Excerpts from dance pieces Spiraling Down, 2008, and Assisted Living: Good Sports, 2011, choreographed by Yvonne Rainer, 2015 Merce Cunningham Awardee, Foundation for Contemporary Arts.

About the exhibition Heading link

Since the 1960s Yvonne Rainer’s dance has shown us what is possible when ordinary movement is made the material of a work of art. Never a rote imitation of everyday activities, Rainer’s choreography is abstracted enough to keep viewers looking and questioning, their expectations challenged by forms that come lovingly close to everyday life in all of its particularity, but remain distanced enough to be critical or analytical at the same time. Embodiment Abstracted: The Influence of Yvonne Rainer gathers together works made by contemporary artists who take up Rainer’s experimental approach to the body in performance and explore its political implications with fresh eyes.

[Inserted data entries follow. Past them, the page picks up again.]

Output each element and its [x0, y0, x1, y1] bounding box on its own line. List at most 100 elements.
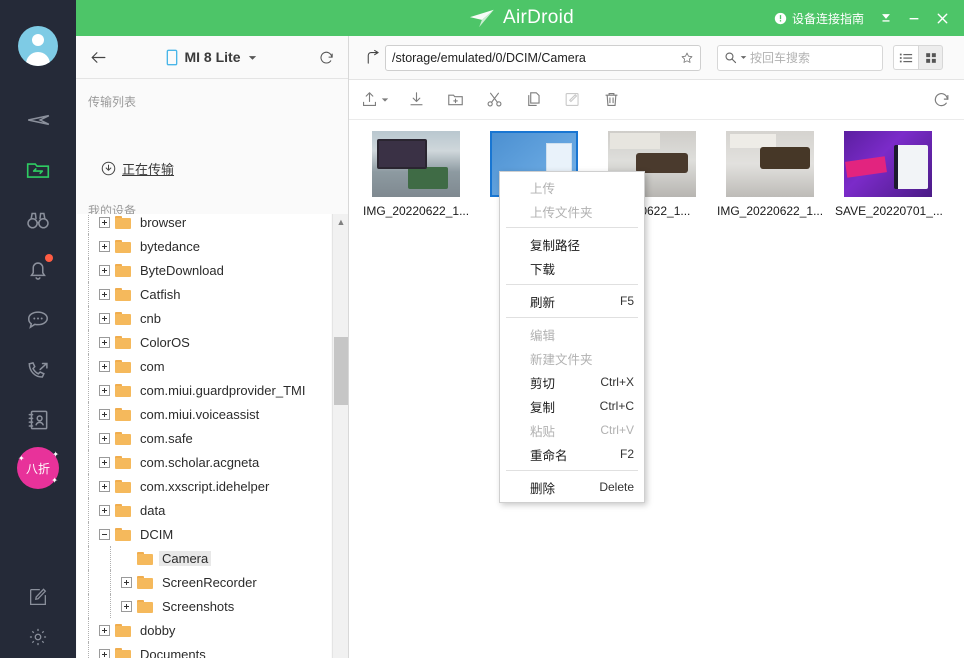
context-menu[interactable]: 上传 上传文件夹 复制路径 下载 刷新 F5 编辑 新建文件夹 剪切 Ctrl+X 复制 Ctrl+C…: [499, 171, 645, 503]
cut-button[interactable]: [479, 85, 509, 115]
tree-item[interactable]: Camera: [77, 546, 331, 570]
file-tile[interactable]: SAVE_20220701_...: [829, 129, 947, 234]
tree-toggle-plus-icon[interactable]: [99, 216, 110, 228]
rail-item-notifications[interactable]: [16, 248, 60, 292]
tree-item[interactable]: ByteDownload: [77, 258, 331, 282]
menu-item[interactable]: 下载: [500, 256, 644, 280]
airdroid-window: ✦ ✦ ✦ 八折 AirDroid 设备连接指南 MI 8 Lite 传输列表 …: [0, 0, 964, 658]
menu-item-label: 编辑: [530, 328, 556, 343]
new-folder-button[interactable]: [440, 85, 470, 115]
tree-toggle-plus-icon[interactable]: [99, 480, 110, 492]
minimize-button[interactable]: [900, 0, 928, 36]
scroll-up-arrow-icon[interactable]: ▲: [333, 214, 349, 230]
menu-item[interactable]: 删除 Delete: [500, 475, 644, 499]
rail-item-remote-view[interactable]: [16, 198, 60, 242]
rename-button[interactable]: [557, 85, 587, 115]
tree-toggle-plus-icon[interactable]: [99, 360, 110, 372]
search-input[interactable]: 按回车搜索: [750, 49, 810, 66]
refresh-files-button[interactable]: [926, 85, 956, 115]
copy-button[interactable]: [518, 85, 548, 115]
tree-item-label: DCIM: [140, 526, 174, 542]
device-refresh-button[interactable]: [304, 49, 348, 66]
transferring-item[interactable]: 正在传输: [101, 159, 174, 178]
menu-item[interactable]: 复制路径: [500, 232, 644, 256]
tree-item[interactable]: com: [77, 354, 331, 378]
tree-toggle-plus-icon[interactable]: [99, 288, 110, 300]
search-icon: [725, 52, 737, 64]
tree-item[interactable]: cnb: [77, 306, 331, 330]
transfer-list-title: 传输列表: [88, 95, 137, 109]
tree-toggle-plus-icon[interactable]: [99, 504, 110, 516]
tree-item[interactable]: Catfish: [77, 282, 331, 306]
search-box[interactable]: 按回车搜索: [717, 44, 883, 71]
tree-item[interactable]: dobby: [77, 618, 331, 642]
upload-button[interactable]: [357, 85, 392, 115]
tree-toggle-plus-icon[interactable]: [99, 648, 110, 658]
file-tile[interactable]: IMG_20220622_1...: [711, 129, 829, 234]
rail-item-files[interactable]: [16, 148, 60, 192]
delete-button[interactable]: [596, 85, 626, 115]
rail-item-send[interactable]: [16, 98, 60, 142]
device-connection-guide-button[interactable]: 设备连接指南: [766, 0, 872, 36]
grid-view-button[interactable]: [918, 45, 943, 70]
tree-item[interactable]: data: [77, 498, 331, 522]
tree-toggle-plus-icon[interactable]: [99, 336, 110, 348]
rail-item-compose[interactable]: [16, 575, 60, 619]
tree-item[interactable]: com.miui.voiceassist: [77, 402, 331, 426]
path-input[interactable]: /storage/emulated/0/DCIM/Camera: [385, 44, 701, 71]
avatar[interactable]: [18, 26, 58, 66]
menu-item[interactable]: 复制 Ctrl+C: [500, 394, 644, 418]
path-value: /storage/emulated/0/DCIM/Camera: [392, 50, 586, 65]
tree-toggle-plus-icon[interactable]: [99, 456, 110, 468]
caret-down-icon[interactable]: [740, 54, 747, 61]
tree-toggle-plus-icon[interactable]: [121, 600, 132, 612]
tree-toggle-plus-icon[interactable]: [99, 264, 110, 276]
tree-item[interactable]: DCIM: [77, 522, 331, 546]
tree-toggle-plus-icon[interactable]: [99, 408, 110, 420]
folder-icon: [115, 623, 131, 637]
rail-item-contacts[interactable]: [16, 398, 60, 442]
tree-vscroll-thumb[interactable]: [334, 337, 348, 405]
rail-item-calls[interactable]: [16, 348, 60, 392]
list-view-button[interactable]: [893, 45, 918, 70]
tree-vertical-scrollbar[interactable]: ▲ ▼: [332, 214, 348, 658]
title-bar-right: 设备连接指南: [766, 0, 956, 36]
promo-discount-badge[interactable]: ✦ ✦ ✦ 八折: [16, 446, 60, 490]
folder-tree[interactable]: browser bytedance ByteDownload Catfish cnb Co…: [77, 214, 331, 658]
rail-item-messages[interactable]: [16, 298, 60, 342]
tree-toggle-plus-icon[interactable]: [99, 624, 110, 636]
menu-item[interactable]: 剪切 Ctrl+X: [500, 370, 644, 394]
tree-toggle-minus-icon[interactable]: [99, 528, 110, 540]
tree-item[interactable]: bytedance: [77, 234, 331, 258]
back-button[interactable]: [76, 48, 120, 67]
tree-toggle-plus-icon[interactable]: [99, 432, 110, 444]
tree-item[interactable]: com.scholar.acgneta: [77, 450, 331, 474]
tree-toggle-plus-icon[interactable]: [99, 384, 110, 396]
tree-indent-guide: [77, 306, 99, 330]
file-tile[interactable]: IMG_20220622_1...: [357, 129, 475, 234]
device-selector[interactable]: MI 8 Lite: [120, 49, 304, 66]
download-button[interactable]: [401, 85, 431, 115]
menu-item[interactable]: 重命名 F2: [500, 442, 644, 466]
star-icon[interactable]: [680, 51, 694, 65]
tree-item[interactable]: Documents: [77, 642, 331, 658]
navigate-up-button[interactable]: [359, 49, 385, 66]
tree-toggle-plus-icon[interactable]: [99, 312, 110, 324]
menu-separator: [506, 284, 638, 285]
minimize-to-tray-button[interactable]: [872, 0, 900, 36]
tree-item[interactable]: browser: [77, 214, 331, 234]
tree-item[interactable]: ScreenRecorder: [77, 570, 331, 594]
menu-item-label: 新建文件夹: [530, 352, 593, 367]
tree-item[interactable]: com.xxscript.idehelper: [77, 474, 331, 498]
tree-toggle-plus-icon[interactable]: [99, 240, 110, 252]
tree-item[interactable]: com.safe: [77, 426, 331, 450]
tree-item[interactable]: Screenshots: [77, 594, 331, 618]
close-button[interactable]: [928, 0, 956, 36]
file-grid[interactable]: IMG_20220622_1...IMG_20220622_1...IMG_20…: [349, 121, 964, 658]
tree-toggle-plus-icon[interactable]: [121, 576, 132, 588]
tree-item[interactable]: ColorOS: [77, 330, 331, 354]
copy-icon: [527, 92, 540, 106]
tree-item[interactable]: com.miui.guardprovider_TMI: [77, 378, 331, 402]
menu-item[interactable]: 刷新 F5: [500, 289, 644, 313]
rail-item-settings[interactable]: [16, 615, 60, 658]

These artists influenced by Rainer—Ralph Lemon, Jimmy Robert, Gregg Bordowitz, Simon Leung, Natalie Bookchin, Anne Teresa De Keersmaeker, and Meg Stuart—create situations or tell stories in which the specific ways bodies perform tasks, give in to gravity, or simply take up the needs and challenges that their daily lives entail are central to what the viewer identifies and empathizes with. Markers of cultural identity or difference are present, but accommodated by a connective sense that living life within the limits of a physical body is something everyone shares.

Consisting of ten works of video, film, videotaped performance, and live performance—including a new work by Yvonne Rainer—Embodiment Abstracted moves the ordinary performing body central to Rainer’s approach in the 1960s into new territory. The exhibiting artists expand Rainer’s vision of everyday life to include new categories, such as aging bodies, tasks in a rural setting, layers of literary history embedded in urban spaces, the voices of people living in poverty, the AIDS crisis in the U.S. and South Africa, Shakespeare-sized passions expressed without language, the body’s manic distortions, and its smallest inherited gestures. These newer works diversify Rainer’s generalized, predominately white bodies of the 1960s with performers of different races and who explicitly emphasize gender, sexuality, social class, or chronic illness. At the same time, the younger artists hold firm to her refusal to give the body that appears in the work over entirely to its identity categories or geographic particulars.

The artists in the exhibition were for the most part born in the 1960s and came of age at postmodernism’s high point. For many in the 1980s and 1990s, postmodernism meant shuffling available signs to demonstrate enough fluency in a language of surfaces and systems to deconstruct that language. By contrast, for the artists in the exhibition, the appropriation of cultural references is always tied to the embodied experience of need, pleasure, or suffering in history. The resulting works are more analytical than deconstructive, oriented toward how living and meaning go forward within constraining conditions and limited representational systems. The art of this century has yet to be fully written into art history, but Embodiment Abstracted suggests it might one day be remembered as a time when artists made figurative artworks that combined particular social categories and general, connective forms in order to express earnest and wide-reaching political aspirations.